2009-10: A first round pick of the Chilliwack Bruins in the 2009 WHL Bantam Draft (9th overall), Steven Hodges appeared in five WHL games with Chilliwack while skating for the Fraser Valley Bruins midget major team in British Columbia. Hodges had 2 assists and was plus-three in his brief time with Chilliwack. He was the second-leading scorer for Fraser Valley; scoring 17 goals with 17 assists in 37 games. Fraser Valley finished seventh in the twelve-team league.
2010-11: Hodges skated in 58 games for Chilliwack in his first full WHL season and played for Canada Pacific in the 2011 U17 World Hockey Challenge. He scored 5 goals with 6 assists and was minus-2 with 44 penalty minutes during the regular season for the Bruins. Chilliwack finished third in the BC Division – falling to Spokane in a first round playoff series. Hodges appeared in three of the five playoff games and was scoreless and plus-one. In five games at the WHC, he scored 1 goal with 3 assists as Canada Pacific won a bronze medal.
2011-12: Hodges was one of four players to play in all 72 games for the re-located and re-named Victoria Royals in his second WHL season. The team struggled in its first season after leaving Chilliwack, winning 24 games. Hodges scored 21 goals with 25 assists and was minus-29 with 62 penalty minutes. The Royals were swept by Kamloops in the first round of the playoffs. In four playoff games Hodges had 4 assists and was minus-two with four penalty minutes. He was ranked 85th amongst North American skaters in Central Scouting’s final rankings prior to the 2012 NHL Draft.
2012-13: Hodges was third on the Victoria Royals with 28 goals and had 23 assists in 60 games in his third WHL season. He missed time early in the season with an upper body injury but rebounded to have a strong season, finishing -3 with 67 penalty minutes. The Royals were much-improved, reaching the WHL playoffs after finishing third in the B.C. Division. Hodges had 2 goals and 4 assists and was -1 with 2 penalty minutes in the six game series with Kamloops.
2013-14: Hodges did not skate in his first game with the WHL’s Victoria Royals until November due to an early season leg injury. He finished the year amongst the leading scorers for the Royals in his fourth season with the team despite missing 20 games, tallying 21 goals with 26 assists, and was +20 with 65 penalty minutes in 52 regular season games. The Royals finished second in the B.C. Division and reached the second round in the playoffs. Hodges scored 4 goals with 6 assists and was +2 with 9 penalty minutes in nine playoff games. He signed a three-year entry-level contract with the Panthers in June 2014.

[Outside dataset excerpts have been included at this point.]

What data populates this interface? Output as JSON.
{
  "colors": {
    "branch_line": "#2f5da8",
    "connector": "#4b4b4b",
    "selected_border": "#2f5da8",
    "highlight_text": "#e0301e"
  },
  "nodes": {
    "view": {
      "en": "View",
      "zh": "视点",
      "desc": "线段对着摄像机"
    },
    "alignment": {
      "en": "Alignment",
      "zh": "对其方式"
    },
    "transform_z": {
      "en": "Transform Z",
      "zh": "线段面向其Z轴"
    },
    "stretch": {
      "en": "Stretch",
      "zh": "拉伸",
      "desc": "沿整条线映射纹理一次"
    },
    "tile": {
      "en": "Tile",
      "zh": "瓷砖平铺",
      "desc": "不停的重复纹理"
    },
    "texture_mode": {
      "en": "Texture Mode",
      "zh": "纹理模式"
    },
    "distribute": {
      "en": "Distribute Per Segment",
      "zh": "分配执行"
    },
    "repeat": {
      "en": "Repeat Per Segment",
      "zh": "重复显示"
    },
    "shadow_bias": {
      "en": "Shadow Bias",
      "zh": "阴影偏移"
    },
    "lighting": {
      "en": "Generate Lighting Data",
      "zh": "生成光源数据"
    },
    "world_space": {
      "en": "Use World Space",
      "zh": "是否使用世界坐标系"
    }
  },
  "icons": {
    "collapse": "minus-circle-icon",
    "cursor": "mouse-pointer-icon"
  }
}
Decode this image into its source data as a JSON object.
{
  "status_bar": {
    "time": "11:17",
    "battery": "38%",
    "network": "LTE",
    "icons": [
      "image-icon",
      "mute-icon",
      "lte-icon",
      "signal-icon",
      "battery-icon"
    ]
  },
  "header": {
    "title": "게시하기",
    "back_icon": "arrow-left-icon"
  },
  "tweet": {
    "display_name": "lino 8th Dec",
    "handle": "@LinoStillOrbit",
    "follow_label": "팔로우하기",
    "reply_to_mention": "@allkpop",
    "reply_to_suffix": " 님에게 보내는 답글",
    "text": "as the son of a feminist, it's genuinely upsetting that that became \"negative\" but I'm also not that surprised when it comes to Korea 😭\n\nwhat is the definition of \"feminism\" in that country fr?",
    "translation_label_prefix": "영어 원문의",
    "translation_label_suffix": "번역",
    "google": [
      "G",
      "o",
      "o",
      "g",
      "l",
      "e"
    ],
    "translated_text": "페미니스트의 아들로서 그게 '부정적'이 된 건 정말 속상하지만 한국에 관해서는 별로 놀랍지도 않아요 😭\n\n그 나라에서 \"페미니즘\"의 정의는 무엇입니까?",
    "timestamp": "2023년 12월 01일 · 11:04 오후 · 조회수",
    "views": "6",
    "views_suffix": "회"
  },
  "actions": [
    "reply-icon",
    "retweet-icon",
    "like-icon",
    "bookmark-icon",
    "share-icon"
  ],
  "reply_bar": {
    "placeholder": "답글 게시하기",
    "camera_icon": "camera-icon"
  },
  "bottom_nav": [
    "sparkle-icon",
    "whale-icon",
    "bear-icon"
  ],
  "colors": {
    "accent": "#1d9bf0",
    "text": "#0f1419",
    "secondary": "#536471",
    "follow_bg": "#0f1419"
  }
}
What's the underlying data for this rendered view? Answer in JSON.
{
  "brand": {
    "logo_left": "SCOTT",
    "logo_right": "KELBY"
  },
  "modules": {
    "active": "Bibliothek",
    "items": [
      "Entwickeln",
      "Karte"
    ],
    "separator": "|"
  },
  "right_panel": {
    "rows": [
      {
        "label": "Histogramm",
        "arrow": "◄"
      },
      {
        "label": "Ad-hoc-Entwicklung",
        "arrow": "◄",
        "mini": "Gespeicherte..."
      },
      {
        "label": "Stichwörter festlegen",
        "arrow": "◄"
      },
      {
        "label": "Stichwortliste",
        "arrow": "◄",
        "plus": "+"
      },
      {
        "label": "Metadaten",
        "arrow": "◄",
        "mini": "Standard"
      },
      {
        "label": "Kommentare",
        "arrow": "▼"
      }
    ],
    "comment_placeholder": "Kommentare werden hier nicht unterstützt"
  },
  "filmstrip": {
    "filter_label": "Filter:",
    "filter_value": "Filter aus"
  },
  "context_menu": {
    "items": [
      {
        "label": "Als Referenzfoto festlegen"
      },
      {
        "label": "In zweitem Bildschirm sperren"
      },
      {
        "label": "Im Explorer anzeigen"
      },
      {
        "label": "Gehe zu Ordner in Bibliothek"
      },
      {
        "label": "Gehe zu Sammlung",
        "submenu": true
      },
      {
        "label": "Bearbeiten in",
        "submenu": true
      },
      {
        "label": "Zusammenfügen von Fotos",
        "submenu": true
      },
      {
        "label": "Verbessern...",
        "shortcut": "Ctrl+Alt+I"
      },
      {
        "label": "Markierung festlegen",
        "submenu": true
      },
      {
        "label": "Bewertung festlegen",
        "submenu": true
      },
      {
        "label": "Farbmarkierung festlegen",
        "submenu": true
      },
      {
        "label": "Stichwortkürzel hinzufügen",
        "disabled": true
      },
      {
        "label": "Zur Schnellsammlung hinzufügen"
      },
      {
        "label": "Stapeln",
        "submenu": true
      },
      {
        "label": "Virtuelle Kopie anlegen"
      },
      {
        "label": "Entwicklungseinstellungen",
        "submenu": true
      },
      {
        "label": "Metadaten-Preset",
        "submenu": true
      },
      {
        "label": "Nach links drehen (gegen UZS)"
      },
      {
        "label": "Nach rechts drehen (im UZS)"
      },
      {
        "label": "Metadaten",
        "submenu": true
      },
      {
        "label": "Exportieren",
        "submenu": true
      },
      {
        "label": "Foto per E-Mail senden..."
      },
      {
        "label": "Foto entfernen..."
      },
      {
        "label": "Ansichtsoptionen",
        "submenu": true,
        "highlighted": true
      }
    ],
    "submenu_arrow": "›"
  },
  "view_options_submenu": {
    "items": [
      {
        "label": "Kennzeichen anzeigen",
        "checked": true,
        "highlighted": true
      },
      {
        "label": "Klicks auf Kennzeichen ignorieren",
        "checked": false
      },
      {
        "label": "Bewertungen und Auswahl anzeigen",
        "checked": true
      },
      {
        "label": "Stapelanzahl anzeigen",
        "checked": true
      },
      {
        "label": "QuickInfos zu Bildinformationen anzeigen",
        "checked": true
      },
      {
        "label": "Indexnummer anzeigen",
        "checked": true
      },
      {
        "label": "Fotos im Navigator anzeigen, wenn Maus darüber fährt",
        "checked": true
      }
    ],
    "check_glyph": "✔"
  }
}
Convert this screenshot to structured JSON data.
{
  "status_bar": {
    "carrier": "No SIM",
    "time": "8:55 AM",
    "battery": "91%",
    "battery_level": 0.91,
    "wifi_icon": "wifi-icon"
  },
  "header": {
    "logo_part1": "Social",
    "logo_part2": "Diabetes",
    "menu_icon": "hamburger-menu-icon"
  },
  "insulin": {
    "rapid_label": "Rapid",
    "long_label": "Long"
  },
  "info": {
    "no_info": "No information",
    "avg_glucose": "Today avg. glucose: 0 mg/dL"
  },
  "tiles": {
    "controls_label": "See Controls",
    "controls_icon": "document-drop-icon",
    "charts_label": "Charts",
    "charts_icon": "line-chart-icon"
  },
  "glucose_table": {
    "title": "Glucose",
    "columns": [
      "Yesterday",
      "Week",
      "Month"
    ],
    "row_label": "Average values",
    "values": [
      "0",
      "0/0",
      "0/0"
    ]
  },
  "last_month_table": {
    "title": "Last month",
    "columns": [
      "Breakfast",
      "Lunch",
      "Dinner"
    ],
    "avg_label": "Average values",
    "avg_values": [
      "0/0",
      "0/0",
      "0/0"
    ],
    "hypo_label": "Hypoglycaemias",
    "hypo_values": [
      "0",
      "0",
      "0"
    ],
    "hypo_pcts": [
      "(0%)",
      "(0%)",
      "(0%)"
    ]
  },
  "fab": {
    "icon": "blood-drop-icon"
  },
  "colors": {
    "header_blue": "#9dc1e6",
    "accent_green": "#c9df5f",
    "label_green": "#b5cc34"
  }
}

2014-15: After a stellar final season in the WHL, Hodges bounced between the AHL and ECHL, playing in 23 games for the San Antonio Rampage and 28 for the Cincinnati Cyclones. He scored just once for the Rampage, but was a little more successful for the Cyclones, collecting 15 points.
2015-16: Hodges made his season debut with the ECHL’s Manchester Monarchs in February after missing most of the year while recovering from off-season surgery. He scored 2 goals with 1 assist and was +3 with 2 penalty minutes in eight games with the Monarchs and was recalled by Florida AHL affiliate Portland. In six games with the Pirates he was -1 with no points nor penalties.
Hodges is an excellent skater who has shown a nose for the net and has some grit to his game. He has a high hockey IQ and makes solid reads at both ends of the ice. Hodges added size and strength during his junior career after being selected by the Panthers in 2012 and should keep getting stronger to be effective at higher levels of hockey.
Hodges missed most of the 2015-16 season while recovering from off-season surgery. He made his season debut with the ECHL's Manchester Monarchs in February and played six games with the AHL's Portland Pirates. Entering the third year of his original entry-level contract, he will attend training camp looking to secure a full-time role with the Pirates in 2016-17. A former third round pick, Hodges has shown flashes of his potential in the ECHL. Whether he can translate that into an NHL career is uncertain.